Can strong gravitational lensing distinguish naked singularities from black holes?

In this paper we study gravitational lensing in the strong field limit from the perspective of cosmic censorship, to investigate whether or not naked singularities, if they exist in nature at all, can be distinguished from black holes. The spacetime we explore from this perspective is the Joshi-Malafarina-Narayan (JMN) metric which represents a spherically symmetric solution to the Einstein field equations with anisotropic pressure and contains a naked singularity at the center. JMN geometry is matched with the Schwarzschild metric to the exterior at a finite radius. This metric was recently shown to be a possible end state of gravitational collapse of a fluid with zero radial pressure. In the presence of the photon sphere, gravitational lensing signature of this spacetime is identical to that of the Schwarzschild black hole with infinitely many relativistic images and Einstein rings, all of them located beyond a certain critical angle from optic axis and the inner relativistic images all clumped together.
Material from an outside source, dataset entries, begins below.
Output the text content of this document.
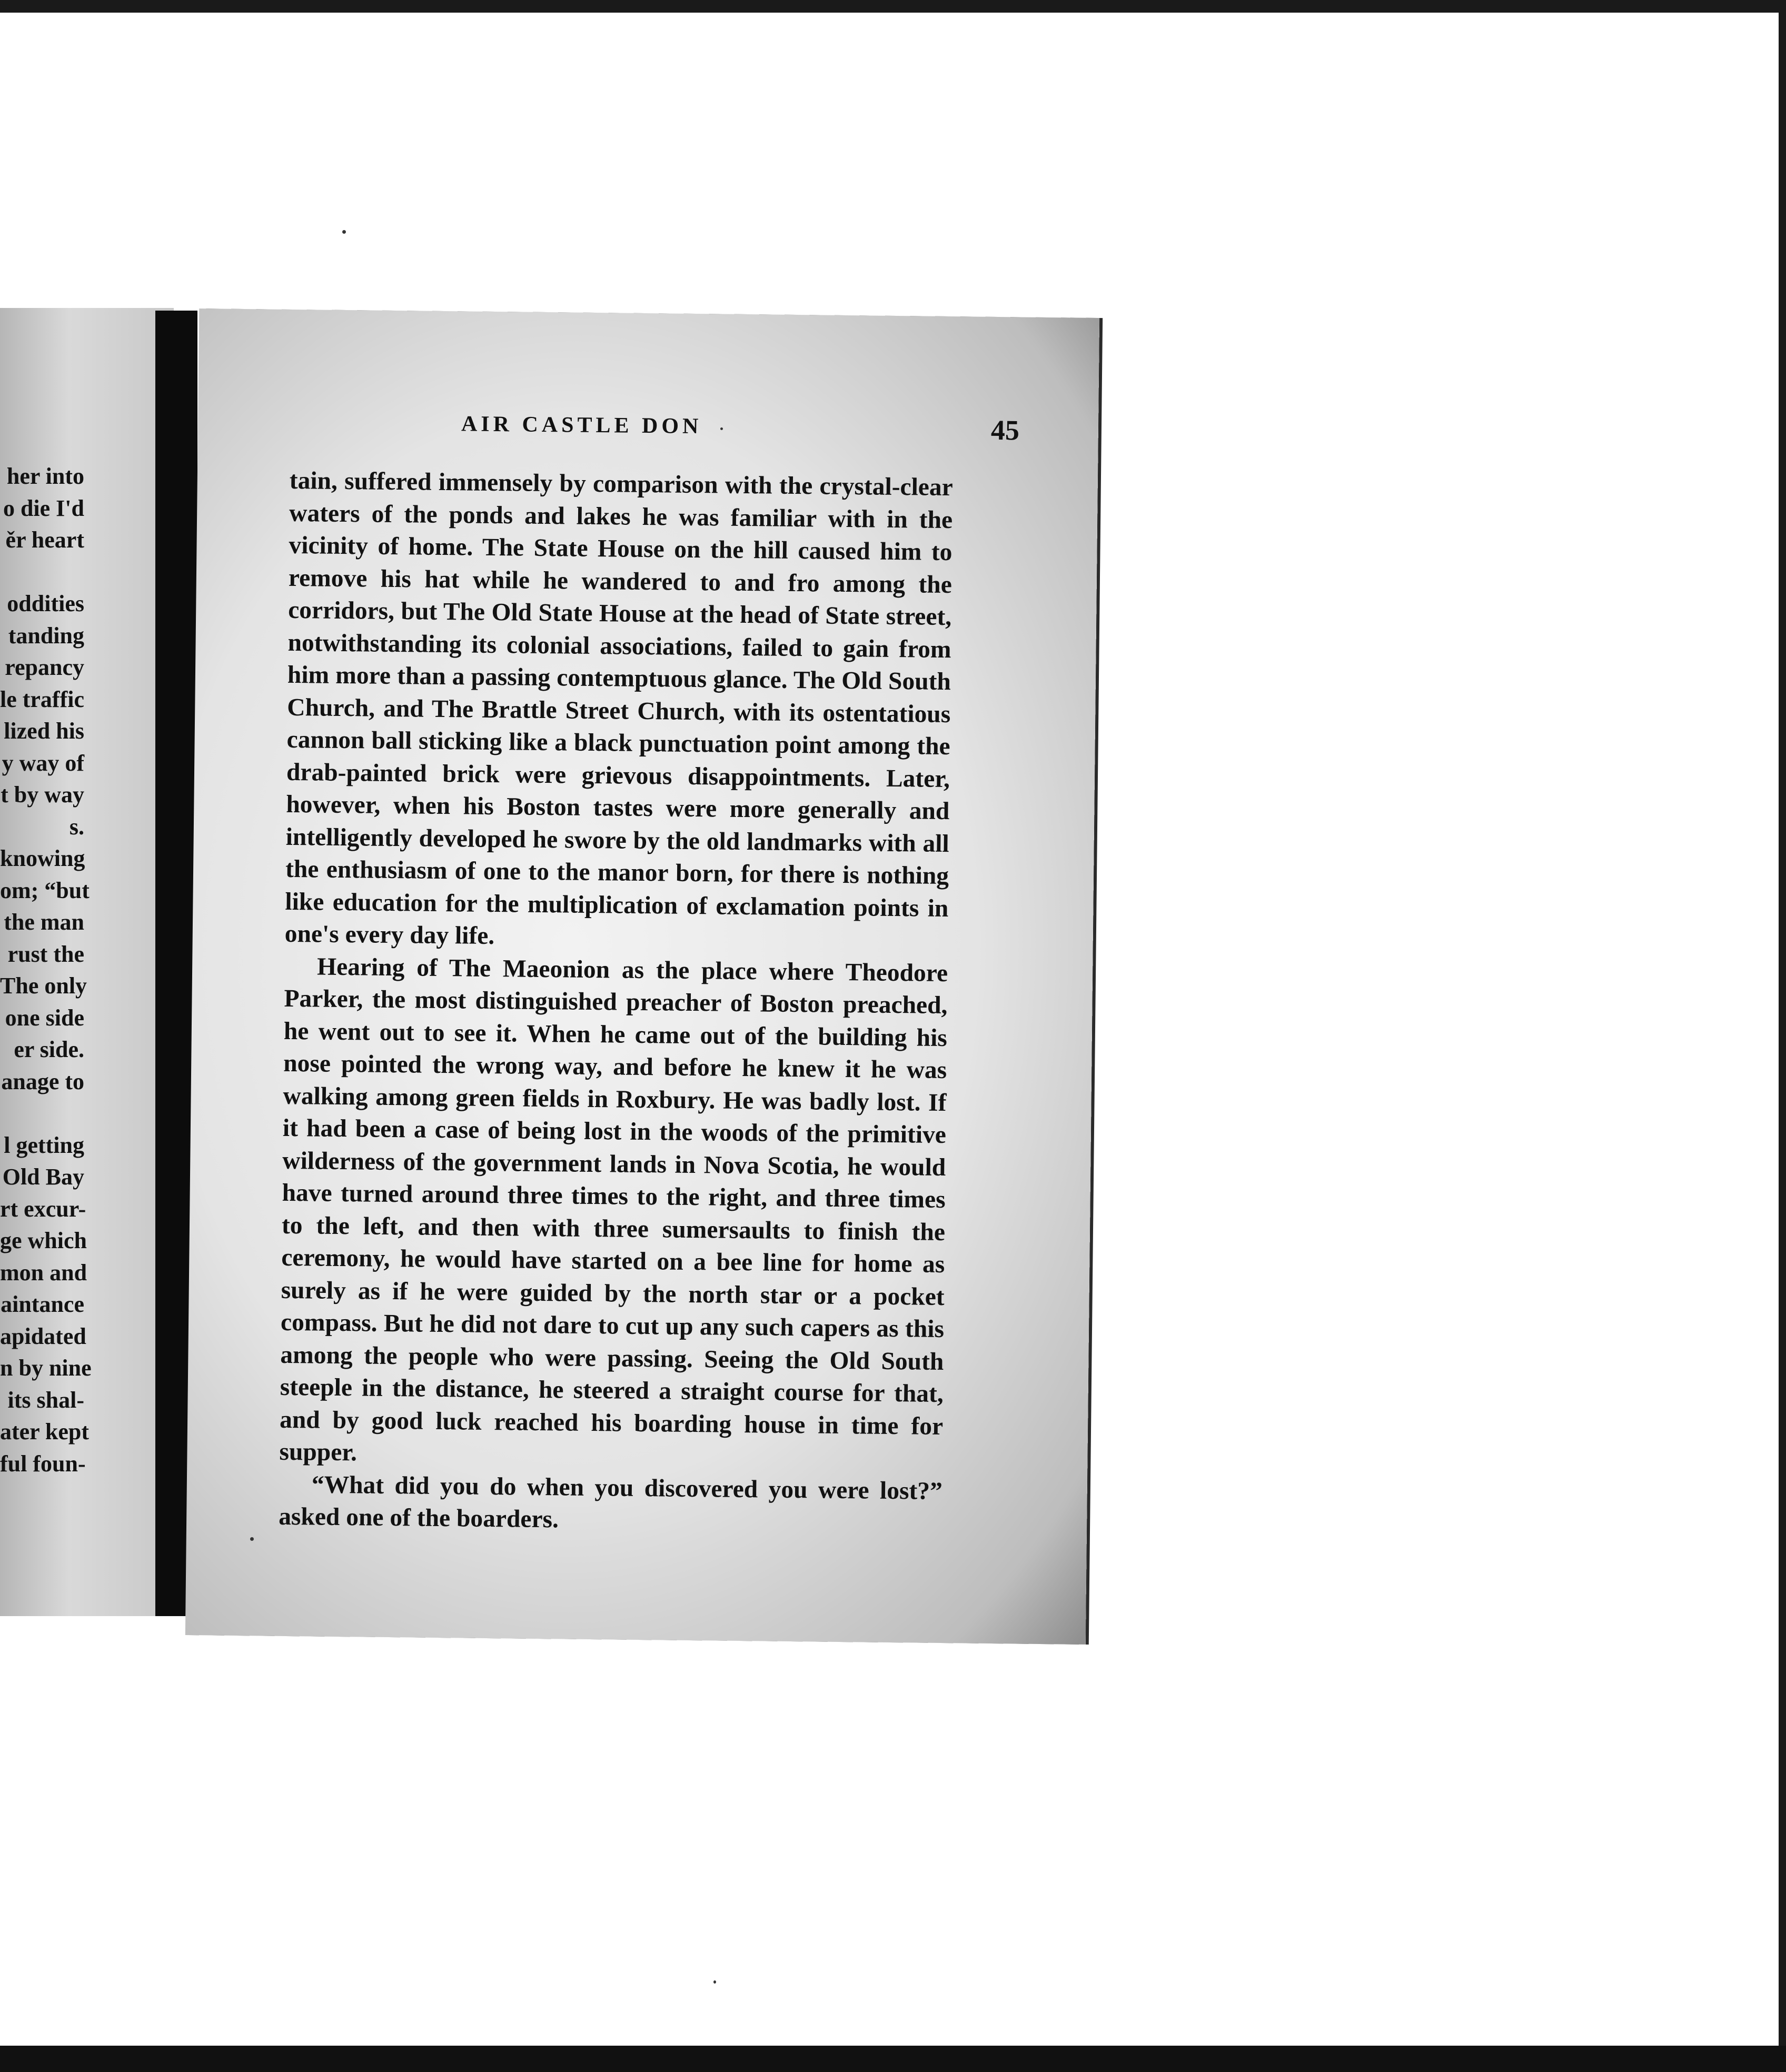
her into
o die I'd
ěr heart
oddities
tanding
repancy
le traffic
lized his
y way of
t by way
s.
knowing
om; “but
the man
rust the
The only
one side
er side.
anage to
l getting
Old Bay
rt excur-
ge which
mon and
aintance
apidated
n by nine
its shal-
ater kept
ful foun-
AIR CASTLE DON	45

tain, suffered immensely by comparison with the crystal-clear waters of the ponds and lakes he was familiar with in the vicinity of home. The State House on the hill caused him to remove his hat while he wandered to and fro among the corridors, but The Old State House at the head of State street, notwithstanding its colonial associations, failed to gain from him more than a passing contemptuous glance. The Old South Church, and The Brattle Street Church, with its ostentatious cannon ball sticking like a black punctuation point among the drab-painted brick were grievous disappointments. Later, however, when his Boston tastes were more generally and intelligently developed he swore by the old landmarks with all the enthusiasm of one to the manor born, for there is nothing like education for the multiplication of exclamation points in one's every day life.

Hearing of The Maeonion as the place where Theodore Parker, the most distinguished preacher of Boston preached, he went out to see it. When he came out of the building his nose pointed the wrong way, and before he knew it he was walking among green fields in Roxbury. He was badly lost. If it had been a case of being lost in the woods of the primitive wilderness of the government lands in Nova Scotia, he would have turned around three times to the right, and three times to the left, and then with three sumersaults to finish the ceremony, he would have started on a bee line for home as surely as if he were guided by the north star or a pocket compass. But he did not dare to cut up any such capers as this among the people who were passing. Seeing the Old South steeple in the distance, he steered a straight course for that, and by good luck reached his boarding house in time for supper.

“What did you do when you discovered you were lost?” asked one of the boarders.
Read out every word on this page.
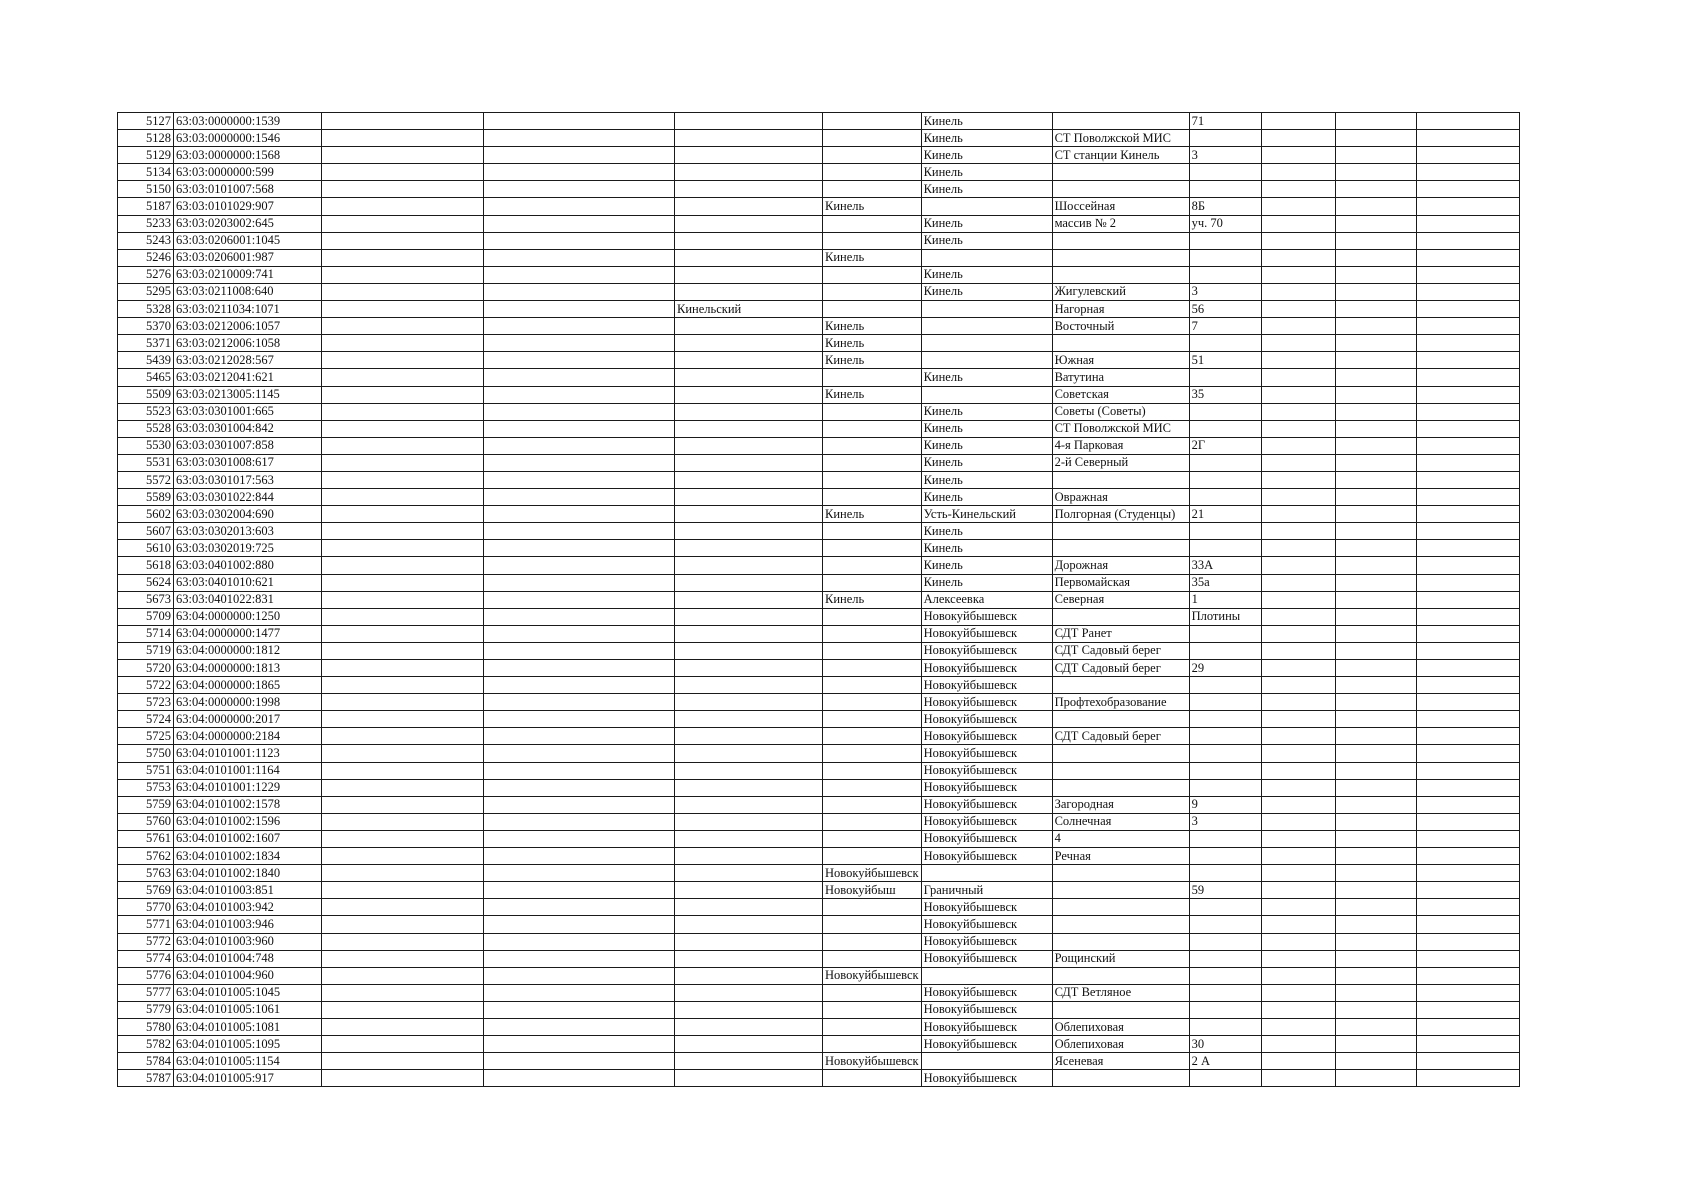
5127	63:03:0000000:1539					Кинель		71			
5128	63:03:0000000:1546					Кинель	СТ Поволжской МИС				
5129	63:03:0000000:1568					Кинель	СТ станции Кинель	3			
5134	63:03:0000000:599					Кинель					
5150	63:03:0101007:568					Кинель					
5187	63:03:0101029:907				Кинель		Шоссейная	8Б			
5233	63:03:0203002:645					Кинель	массив № 2	уч. 70			
5243	63:03:0206001:1045					Кинель					
5246	63:03:0206001:987				Кинель						
5276	63:03:0210009:741					Кинель					
5295	63:03:0211008:640					Кинель	Жигулевский	3			
5328	63:03:0211034:1071			Кинельский			Нагорная	56			
5370	63:03:0212006:1057				Кинель		Восточный	7			
5371	63:03:0212006:1058				Кинель						
5439	63:03:0212028:567				Кинель		Южная	51			
5465	63:03:0212041:621					Кинель	Ватутина				
5509	63:03:0213005:1145				Кинель		Советская	35			
5523	63:03:0301001:665					Кинель	Советы (Советы)				
5528	63:03:0301004:842					Кинель	СТ Поволжской МИС				
5530	63:03:0301007:858					Кинель	4-я Парковая	2Г			
5531	63:03:0301008:617					Кинель	2-й Северный				
5572	63:03:0301017:563					Кинель					
5589	63:03:0301022:844					Кинель	Овражная				
5602	63:03:0302004:690				Кинель	Усть-Кинельский	Полгорная (Студенцы)	21			
5607	63:03:0302013:603					Кинель					
5610	63:03:0302019:725					Кинель					
5618	63:03:0401002:880					Кинель	Дорожная	33А			
5624	63:03:0401010:621					Кинель	Первомайская	35а			
5673	63:03:0401022:831				Кинель	Алексеевка	Северная	1			
5709	63:04:0000000:1250					Новокуйбышевск		Плотины			
5714	63:04:0000000:1477					Новокуйбышевск	СДТ Ранет				
5719	63:04:0000000:1812					Новокуйбышевск	СДТ Садовый берег				
5720	63:04:0000000:1813					Новокуйбышевск	СДТ Садовый берег	29			
5722	63:04:0000000:1865					Новокуйбышевск					
5723	63:04:0000000:1998					Новокуйбышевск	Профтехобразование				
5724	63:04:0000000:2017					Новокуйбышевск					
5725	63:04:0000000:2184					Новокуйбышевск	СДТ Садовый берег				
5750	63:04:0101001:1123					Новокуйбышевск					
5751	63:04:0101001:1164					Новокуйбышевск					
5753	63:04:0101001:1229					Новокуйбышевск					
5759	63:04:0101002:1578					Новокуйбышевск	Загородная	9			
5760	63:04:0101002:1596					Новокуйбышевск	Солнечная	3			
5761	63:04:0101002:1607					Новокуйбышевск	4				
5762	63:04:0101002:1834					Новокуйбышевск	Речная				
5763	63:04:0101002:1840				Новокуйбышевск						
5769	63:04:0101003:851				Новокуйбыш	Граничный		59			
5770	63:04:0101003:942					Новокуйбышевск					
5771	63:04:0101003:946					Новокуйбышевск					
5772	63:04:0101003:960					Новокуйбышевск					
5774	63:04:0101004:748					Новокуйбышевск	Рощинский				
5776	63:04:0101004:960				Новокуйбышевск						
5777	63:04:0101005:1045					Новокуйбышевск	СДТ Ветляное				
5779	63:04:0101005:1061					Новокуйбышевск					
5780	63:04:0101005:1081					Новокуйбышевск	Облепиховая				
5782	63:04:0101005:1095					Новокуйбышевск	Облепиховая	30			
5784	63:04:0101005:1154				Новокуйбышевск		Ясеневая	2 А			
5787	63:04:0101005:917					Новокуйбышевск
However, in the absence of the photon sphere, which is the case for a wide range of parameter values in this spacetime, we show that we get finitely many relativistic images and Einstein rings spaced reasonably apart from one another, some of which can be formed inside the critical angle for the corresponding Schwarzschild black hole. This study suggests that the observation of relativistic images and rings might, in principle, allow us to unravel the existence of the naked singularity in the absence of the photon sphere. Also, the results obtained here are in contrast with the earlier investigation on Janis-Newman-Winicour (JNW) naked singularities where it was shown that the radial caustic is always present in the absence the photon sphere, which is not the case with JMN geometry where radial caustic is absent. We also point out the practical difficulties that might be encountered in the observation of the relativistic images and suggest that new dedicated experiments and techniques have to be developed in future for this purpose.